MS
1%er
the thing I find hilarious about it is that people just become attached to these players the moment they are drafted, and it doesn’t even matter who the player is! Like if we had drafted someone different, then you’d be attached to that player instead, you know?
And I guess I get it? Because I sort of operated that way when I was, like, 11, but then, you know …
And just to expand on that, like, I liked this pick at the time. At the time it seemed like a very good pick to me. But, that was six months ago. I have received new information since then. And the new information is bad. And if you’re not adjusting your opinion continuously based on new information, you’re just setting yourself up to be a sucker, and that’s true in general in life.
I think part of the fun of following prospects is getting attached to them and being happy when they do well and hoping they get selected to the WJC where we can cheer for 'our guy' and all that stuff.
But if you're letting the fun side of following prospects cloud your rational judgement, then yeah - you are absolutely setting yourself up to be a sucker. Almost all of these guys amount to nothing outside of first round picks and the odd 2nd/3rd rounder. If you're bullish on more than 2-3 guys in an entire system at any given time, you're probably looking at the world through rose-coloured glasses.
Prospect-following is like an entirely separate aspect of fandom that can be really fun but is also almost completely meaningless outside of those top picks. Like, the last Canuck draft pick from outside the top 3 rounds to actually move the needle was Jannik Hansen who was drafted almost 20 years ago. But I can still enjoy cheering for Costmars and Plaseks and Utunens at the WJC because it's fun to have a bit of skin in the game even though I know that those guys making the WJC is basically the pinnacle of their career and the entire reward for following their careers.
The central problem people have - in perpetuity - is this thing where any prospect that is actually doing well is 'OMG LET'S JUMP TO CONCLUSIONS THAT THIS IS THE BIGGEST STEAL EVER!' while any prospect that isn't doing well is 'Wait and see!
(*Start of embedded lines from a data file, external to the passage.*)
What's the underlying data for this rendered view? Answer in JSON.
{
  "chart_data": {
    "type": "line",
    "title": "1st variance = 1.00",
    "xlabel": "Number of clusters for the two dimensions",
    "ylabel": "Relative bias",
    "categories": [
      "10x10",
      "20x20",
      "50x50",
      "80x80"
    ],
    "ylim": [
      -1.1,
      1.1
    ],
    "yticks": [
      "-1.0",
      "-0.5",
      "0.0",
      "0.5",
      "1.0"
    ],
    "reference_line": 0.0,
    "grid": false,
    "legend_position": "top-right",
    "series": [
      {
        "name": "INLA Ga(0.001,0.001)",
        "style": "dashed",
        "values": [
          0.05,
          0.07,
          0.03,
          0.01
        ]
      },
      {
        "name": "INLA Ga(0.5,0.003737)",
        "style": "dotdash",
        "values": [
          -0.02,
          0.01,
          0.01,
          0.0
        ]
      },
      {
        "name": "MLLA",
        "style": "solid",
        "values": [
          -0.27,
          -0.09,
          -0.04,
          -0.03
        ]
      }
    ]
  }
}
Stop jumping to conclusions that this guy isn't going to make it!' And when you have this mindset, everyone is great! And then you end up baffled and angry when a Schroeder or Lind or whatever doesn't make the jump when he's 23 even though that's the way it's been tracking for 4 years.
And yeah : new information. This isn't the NHL where ignoring 5 seasons of performance and then jumping on 25-game sample sizes leads to bad/rash takes. Prospect development is incredibly erratic and unpredictable and the most recent information is by far the most valuable. It's funny how so many people are like 'LOL Benning only trades for guys he liked in junior' - and correct, terrible scouting! - but then also are like 'OMG Tolvanen should be an auto-claim but the Canucks are stupid!' not realizing that they're doing basically exactly the same thing.
The guys to watch for are always the ones with sharp development curves who quickly adapt to new levels. A few of us were pointing at Matias Maccelli last year when he stepped into the AHL as a 4th rounder nobody had heard of and torched that league as a rookie, and now he's one of the leading rookie NHL scorers a year later. I talked repeatedly last year about a guy named Nick Cicek who was an undrafted nobody on an AHL deal who was suddenly the best defender on SJ's AHL team as a rookie and a year later he's in the NHL, too. Watch for a kid named Ryker Evans to be a Calder contender next year for Seattle.